Abstract
Multitask learning aims at solving a set of related tasks simultaneously, by exploiting the shared
knowledge for improving the performance on individual tasks. Hence, an important aspect of multitask
learning is to understand the similarities within a
set of tasks. Previous works have incorporated this
similarity information explicitly (e.g., weighted loss
for each task) or implicitly (e.g., adversarial loss
for feature adaptation), to achieve good empirical
performances. However, the theoretical motivations
for adding task similarity knowledge are often missing or incomplete. In this paper, we give a different
perspective from a theoretical point of view to understand this practice. We first provide an upper
bound on the generalization error of multitask learning, showing the benefit of explicit and implicit task
similarity knowledge.
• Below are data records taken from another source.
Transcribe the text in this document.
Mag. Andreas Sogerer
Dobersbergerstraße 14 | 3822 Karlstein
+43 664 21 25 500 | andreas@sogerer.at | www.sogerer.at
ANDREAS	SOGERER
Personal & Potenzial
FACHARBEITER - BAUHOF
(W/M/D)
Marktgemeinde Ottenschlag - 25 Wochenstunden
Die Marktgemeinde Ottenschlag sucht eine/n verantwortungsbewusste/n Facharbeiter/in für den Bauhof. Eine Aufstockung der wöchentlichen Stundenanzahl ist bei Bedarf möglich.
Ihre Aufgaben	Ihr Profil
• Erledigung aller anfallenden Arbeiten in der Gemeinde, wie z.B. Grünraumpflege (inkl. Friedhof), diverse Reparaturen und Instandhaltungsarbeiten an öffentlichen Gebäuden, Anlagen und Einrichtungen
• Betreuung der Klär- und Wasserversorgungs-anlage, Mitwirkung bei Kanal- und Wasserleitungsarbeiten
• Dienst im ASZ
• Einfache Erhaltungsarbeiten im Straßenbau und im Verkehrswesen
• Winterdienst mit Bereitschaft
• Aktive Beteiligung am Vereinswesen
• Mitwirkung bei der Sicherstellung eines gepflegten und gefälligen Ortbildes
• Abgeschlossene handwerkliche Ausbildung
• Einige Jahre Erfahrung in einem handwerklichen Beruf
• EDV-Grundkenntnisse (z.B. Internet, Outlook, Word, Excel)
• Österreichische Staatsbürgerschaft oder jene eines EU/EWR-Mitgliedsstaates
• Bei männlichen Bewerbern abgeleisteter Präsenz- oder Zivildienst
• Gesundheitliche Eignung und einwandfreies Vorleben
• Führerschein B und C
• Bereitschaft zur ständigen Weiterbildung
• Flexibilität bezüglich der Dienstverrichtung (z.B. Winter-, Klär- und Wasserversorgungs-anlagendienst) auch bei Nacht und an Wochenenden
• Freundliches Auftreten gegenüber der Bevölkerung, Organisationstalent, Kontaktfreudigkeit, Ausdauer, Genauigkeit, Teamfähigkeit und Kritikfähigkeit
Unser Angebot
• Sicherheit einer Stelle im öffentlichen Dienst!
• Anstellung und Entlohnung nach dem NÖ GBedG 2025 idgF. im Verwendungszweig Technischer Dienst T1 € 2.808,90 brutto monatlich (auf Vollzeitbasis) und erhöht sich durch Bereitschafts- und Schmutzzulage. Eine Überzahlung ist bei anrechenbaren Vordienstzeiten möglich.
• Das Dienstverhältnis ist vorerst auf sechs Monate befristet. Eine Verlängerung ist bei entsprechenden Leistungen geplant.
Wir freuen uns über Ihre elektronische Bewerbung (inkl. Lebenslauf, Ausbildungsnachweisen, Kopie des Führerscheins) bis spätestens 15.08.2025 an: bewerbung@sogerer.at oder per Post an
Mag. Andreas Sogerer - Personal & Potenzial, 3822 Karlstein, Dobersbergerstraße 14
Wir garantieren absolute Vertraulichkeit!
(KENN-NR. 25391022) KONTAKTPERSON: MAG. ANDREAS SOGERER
We systematically derive the
bounds based on two distinct task similarity metrics: H divergence and Wasserstein distance. From
these theoretical results, we revisit the Adversarial
Multitask Neural Network, proposing a new training
algorithm to learn the task relation coefficients and
neural network parameters iteratively. We assess our
new algorithm empirically on several benchmarks,
showing not only that we find interesting and robust
task relations, but that the proposed approach outperforms the baselines, reaffirming the benefits of
theoretical insight in algorithm design